E’ in quest’ottica di un prima e un dopo che si guarderà al futuro paesaggio del Pianeta? La pandemia di coronavirus avrà la forza per modificare la struttura del nostro paesaggio attuale? E’ opinione diffusa che sarà inevitabile un cambiamento soprattutto sul piano sociale ma anche delle politiche ambientali, della gestione del territorio, ecc. Personalmente non ci credo molto (il trauma non sarà così forte da convincerci a rinunciare ai privilegi di cui godiamo) e il tanto declamato “nulla sarà come prima” mi sembra più un modo per esorcizzare il dramma che non il frutto di una maturazione del pensiero.
In ogni caso sarà il paesaggio del nostro futuro prossimo a dare la misura dell’eventuale cambiamento. Se ciò avverrà, sono ormai chiare le linee guida da seguire in fase di progettazione, almeno a livello urbano, per prevenire la diffusione delle prossime epidemie che sappiamo ormai certe. Oltre all’incremento delle politiche di riduzione degli inquinanti e di rinverdimenti sul modello del Bosco Verticale di Boeri, bisognerà intervenire ex novo su almeno tre punti:
1. il distanziamento sociale (e la riduzione delle possibilità di assembramento);
2. il contenimento e la regimazione della mobilità intraurbana;
3. l’incremento dell’approvvigionamento alimentare di prossimità.

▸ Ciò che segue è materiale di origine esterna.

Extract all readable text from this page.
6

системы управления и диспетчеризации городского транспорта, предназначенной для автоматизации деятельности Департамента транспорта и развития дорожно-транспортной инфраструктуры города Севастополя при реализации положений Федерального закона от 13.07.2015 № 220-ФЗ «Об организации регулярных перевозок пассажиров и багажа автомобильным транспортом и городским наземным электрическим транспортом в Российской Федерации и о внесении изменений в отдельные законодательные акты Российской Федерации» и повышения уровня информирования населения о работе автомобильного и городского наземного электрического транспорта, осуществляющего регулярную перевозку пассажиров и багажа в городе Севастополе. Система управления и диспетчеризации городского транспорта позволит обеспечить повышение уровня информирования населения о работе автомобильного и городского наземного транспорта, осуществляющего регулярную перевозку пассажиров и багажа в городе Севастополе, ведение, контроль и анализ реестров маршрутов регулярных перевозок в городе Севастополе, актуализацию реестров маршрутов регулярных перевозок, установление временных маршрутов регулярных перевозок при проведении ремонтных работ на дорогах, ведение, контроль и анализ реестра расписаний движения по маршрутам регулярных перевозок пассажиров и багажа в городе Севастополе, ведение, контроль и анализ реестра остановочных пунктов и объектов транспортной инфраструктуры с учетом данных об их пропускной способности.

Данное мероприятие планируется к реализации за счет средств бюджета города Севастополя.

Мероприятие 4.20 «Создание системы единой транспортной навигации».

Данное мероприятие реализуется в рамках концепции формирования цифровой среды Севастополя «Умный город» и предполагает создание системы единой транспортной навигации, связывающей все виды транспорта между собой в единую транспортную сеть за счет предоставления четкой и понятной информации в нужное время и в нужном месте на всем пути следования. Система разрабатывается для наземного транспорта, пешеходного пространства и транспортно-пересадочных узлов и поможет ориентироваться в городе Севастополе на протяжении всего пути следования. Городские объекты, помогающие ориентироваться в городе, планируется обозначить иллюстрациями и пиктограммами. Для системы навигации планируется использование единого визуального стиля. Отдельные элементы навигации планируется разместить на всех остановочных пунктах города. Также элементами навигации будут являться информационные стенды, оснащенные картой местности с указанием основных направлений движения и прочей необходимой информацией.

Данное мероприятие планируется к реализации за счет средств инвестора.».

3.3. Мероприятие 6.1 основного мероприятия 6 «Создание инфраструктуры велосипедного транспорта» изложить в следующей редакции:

Una vera e propria sfida epocale per gli urbanisti che dovranno per quanto possibile intervenire sull’esistente sovraimponendovi modifiche che vadano nelle direzioni indicate, creando poco a poco un dopo in cui non sarà percepibile solo la difesa dalle epidemie che verranno ma anche la soluzione a gravi anomalie del nostro attuale sistema di vita che ora, grazie al coronavirus, abbiamo (forse) capito essere insostenibile.